Definition of a Vermont Class IV road:
A Vermont class IV road (or Highway) is a road that is not maintained by the town or state, and can be in any various state of disrepair. While these roads are not maintained, any legally registered vehicle may travel on them unless otherwise posted.
The Vermont Class IV road system is truly an amazing resource we have here in New England. These roads offer access to old historic sites, beautiful waterfalls, and aw inspiring vistas. Depending on the condition of the road, they can also offer a challenge to the 4x4 enthusiast. Many of these roads have been left unmaintained for so long that Mother Nature has attempted to reclaim her grasp on them, which in
turn creates a challenging environment for vehicular travel. Often when traveling these roads, one will encounter fallen trees, large boulders, or impassible water crossings. To travel these roads, one must be prepared with the proper equipment, proper knowledge, and a deep level of respect for the access we have to these ancient roads.
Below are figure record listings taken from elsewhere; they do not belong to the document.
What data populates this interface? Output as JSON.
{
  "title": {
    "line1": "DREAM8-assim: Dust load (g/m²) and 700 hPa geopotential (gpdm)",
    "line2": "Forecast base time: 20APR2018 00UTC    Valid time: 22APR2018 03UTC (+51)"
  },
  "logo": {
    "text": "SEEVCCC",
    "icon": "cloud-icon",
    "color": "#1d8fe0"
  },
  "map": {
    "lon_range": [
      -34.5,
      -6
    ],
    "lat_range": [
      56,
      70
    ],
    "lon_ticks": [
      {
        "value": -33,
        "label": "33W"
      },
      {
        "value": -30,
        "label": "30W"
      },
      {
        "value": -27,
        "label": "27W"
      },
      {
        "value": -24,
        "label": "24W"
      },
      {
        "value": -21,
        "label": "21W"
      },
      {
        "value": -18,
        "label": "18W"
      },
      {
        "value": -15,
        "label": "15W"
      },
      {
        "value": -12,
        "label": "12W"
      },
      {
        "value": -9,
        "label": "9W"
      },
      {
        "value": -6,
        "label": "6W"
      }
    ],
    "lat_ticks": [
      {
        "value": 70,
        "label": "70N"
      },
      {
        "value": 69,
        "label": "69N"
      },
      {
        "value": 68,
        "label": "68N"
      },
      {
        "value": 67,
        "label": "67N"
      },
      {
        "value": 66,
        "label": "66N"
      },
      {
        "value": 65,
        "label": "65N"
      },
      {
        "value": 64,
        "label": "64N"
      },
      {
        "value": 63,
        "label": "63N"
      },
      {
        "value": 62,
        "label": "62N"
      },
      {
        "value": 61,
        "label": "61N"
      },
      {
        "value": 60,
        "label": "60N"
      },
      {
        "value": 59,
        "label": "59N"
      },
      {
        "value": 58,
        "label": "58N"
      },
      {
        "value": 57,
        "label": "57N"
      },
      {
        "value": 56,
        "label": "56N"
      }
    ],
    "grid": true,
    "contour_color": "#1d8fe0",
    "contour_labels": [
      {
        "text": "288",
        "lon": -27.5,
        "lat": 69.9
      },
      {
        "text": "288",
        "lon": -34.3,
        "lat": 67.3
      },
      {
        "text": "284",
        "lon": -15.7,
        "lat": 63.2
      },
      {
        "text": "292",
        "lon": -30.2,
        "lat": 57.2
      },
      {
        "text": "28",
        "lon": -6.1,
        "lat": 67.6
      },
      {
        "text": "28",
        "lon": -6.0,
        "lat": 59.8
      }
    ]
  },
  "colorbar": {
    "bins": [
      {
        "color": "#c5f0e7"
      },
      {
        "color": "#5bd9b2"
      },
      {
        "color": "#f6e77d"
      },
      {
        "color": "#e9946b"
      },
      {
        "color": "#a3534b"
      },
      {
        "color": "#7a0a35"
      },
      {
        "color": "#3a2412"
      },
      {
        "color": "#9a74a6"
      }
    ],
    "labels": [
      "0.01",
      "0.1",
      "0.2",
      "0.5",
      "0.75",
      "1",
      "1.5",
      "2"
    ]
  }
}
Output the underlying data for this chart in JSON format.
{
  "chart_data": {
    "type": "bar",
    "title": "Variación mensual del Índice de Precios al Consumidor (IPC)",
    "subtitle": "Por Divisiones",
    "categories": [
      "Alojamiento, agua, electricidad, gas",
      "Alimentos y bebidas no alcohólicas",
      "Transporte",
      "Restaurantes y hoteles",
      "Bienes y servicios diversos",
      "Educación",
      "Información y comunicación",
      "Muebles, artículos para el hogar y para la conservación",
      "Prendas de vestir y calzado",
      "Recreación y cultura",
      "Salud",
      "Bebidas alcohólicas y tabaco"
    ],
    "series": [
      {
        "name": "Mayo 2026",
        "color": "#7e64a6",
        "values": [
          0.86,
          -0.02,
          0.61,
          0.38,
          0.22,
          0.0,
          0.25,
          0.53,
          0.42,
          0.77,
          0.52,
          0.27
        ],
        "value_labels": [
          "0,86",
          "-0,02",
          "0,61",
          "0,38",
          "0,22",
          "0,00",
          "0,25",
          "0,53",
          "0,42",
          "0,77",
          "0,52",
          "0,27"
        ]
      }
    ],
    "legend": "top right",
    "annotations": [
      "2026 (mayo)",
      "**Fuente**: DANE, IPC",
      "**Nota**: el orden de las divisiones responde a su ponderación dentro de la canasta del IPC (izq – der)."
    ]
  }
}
The topic of access is very important to note, and the message of respect must be passed to the new explorer. In order to keep these roads accessible to the 4x4 enthusiast, a strict code of ethics must be adhered to and passed on!
The code is as follows:
-Utilize the town maps which can obtained through the Vermont Agency of
Transportation website. Always confirm a road is open to vehicular travel before
driving on it.
-Never drive on private land without landowner’s permission
-Be a steward of the land, and pick up any trash you see.
-Clear the road as you go, utilizing a chain saw to clear any fallen trees or brush.
-Get trained on the Tread Lightly practices, and use them.
-Travel in small groups of vehicles, and maintain a low visual impact when near
privately owned land
-Support the local economy
To conclude, the Vermont Class IV road system is truly a remarkable recourse for 4x4 enthusiast in New England, but access should never be taken for granted!